Despite gray economic times, the Pantone Color Institute has predicted yellow will provide an optimistic and influential glimmer of hope in 2009 in design, fashion and in the home market as reported yesterday on AT Chicago. Pantone specifically cited "mimosa," a vibrant shade of yellow derived from the flowers of the mimosa tree (as well as the brunch-favorite cocktail), as the top shade of the new year. Good news, as our living room is painted yellow! Some further details and examples of yellow throughout the home from our Los Angeles house tours below...
Kim and Paul Famighetti's Twin Peak Austin home is filled with yellow from top to bottom.
"I think it's just the most wonderful symbolic color of the future," says Leatrice Eiseman, executive director of the Pantone Color Institute. "It's invariably connected to warmth, sunshine and cheer — all the good things we're in dire need of right now."
In the spring fashion collections previewed earlier in the fall for retailers and editors, pops of yellow brightened the runways of Carolina Herrera — who called her favorite shade marigold — Badgley Mischka, Zac Posen and Michael Kors, among others. Kors even included a retro yellow polka-dot bikini that clearly harkened back to a more upbeat time.
The fashion world first embraced orange a few years ago and that has evolved into yellow, which had already been gaining popularity in the home market, too.

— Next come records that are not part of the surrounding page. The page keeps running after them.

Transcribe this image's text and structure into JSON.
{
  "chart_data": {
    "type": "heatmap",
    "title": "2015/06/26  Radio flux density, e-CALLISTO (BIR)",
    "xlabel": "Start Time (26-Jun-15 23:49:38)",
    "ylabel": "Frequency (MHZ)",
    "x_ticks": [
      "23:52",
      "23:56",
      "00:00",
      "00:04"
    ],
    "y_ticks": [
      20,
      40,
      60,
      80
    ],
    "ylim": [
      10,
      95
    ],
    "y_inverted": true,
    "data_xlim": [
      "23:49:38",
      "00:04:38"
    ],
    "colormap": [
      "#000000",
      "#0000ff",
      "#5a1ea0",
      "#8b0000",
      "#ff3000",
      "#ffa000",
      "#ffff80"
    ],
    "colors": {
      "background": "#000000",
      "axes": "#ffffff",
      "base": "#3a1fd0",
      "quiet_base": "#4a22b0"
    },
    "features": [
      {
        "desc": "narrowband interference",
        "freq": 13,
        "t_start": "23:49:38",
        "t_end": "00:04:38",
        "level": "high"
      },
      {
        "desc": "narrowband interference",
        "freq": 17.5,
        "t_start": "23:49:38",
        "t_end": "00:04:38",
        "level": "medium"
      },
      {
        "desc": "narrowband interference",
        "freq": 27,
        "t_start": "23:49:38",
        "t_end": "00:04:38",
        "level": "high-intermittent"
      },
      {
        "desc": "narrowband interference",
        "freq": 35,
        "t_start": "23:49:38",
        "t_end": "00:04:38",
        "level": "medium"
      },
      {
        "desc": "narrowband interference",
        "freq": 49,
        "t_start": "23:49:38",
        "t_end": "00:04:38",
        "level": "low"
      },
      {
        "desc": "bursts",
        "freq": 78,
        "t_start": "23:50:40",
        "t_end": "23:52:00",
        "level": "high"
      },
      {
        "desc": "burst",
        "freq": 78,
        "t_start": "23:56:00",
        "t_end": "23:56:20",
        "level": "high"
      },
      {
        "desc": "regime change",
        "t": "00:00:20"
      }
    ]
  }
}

"People know yellow lightens up the atmosphere," Eiseman says.
Our own Abby's mom's West Village apartment showcases some vibrant use of yellow.
Home-goods companies based in Paris and Milan, Italy, have already been heavily influenced by yellow, says Tom Mirabile, vice president of global trends and design at Lifetime Brands, Inc., whose portfolio includes Cuisinart, Farberware and Pfaltzgraff.
It helps that it looks good in florals and has a close association with nature, a driving force in the marketplace right now, and it complements current favorites green and purple. (In 2008, "blue iris," a purple-tinged blue, was color of the year.)
"I'd say you should get used to seeing yellow in places you're not used to seeing it," Eiseman says.
Use yellow in unexpected places, like Ben and Polly have in their bathroom in Sherman Oaks.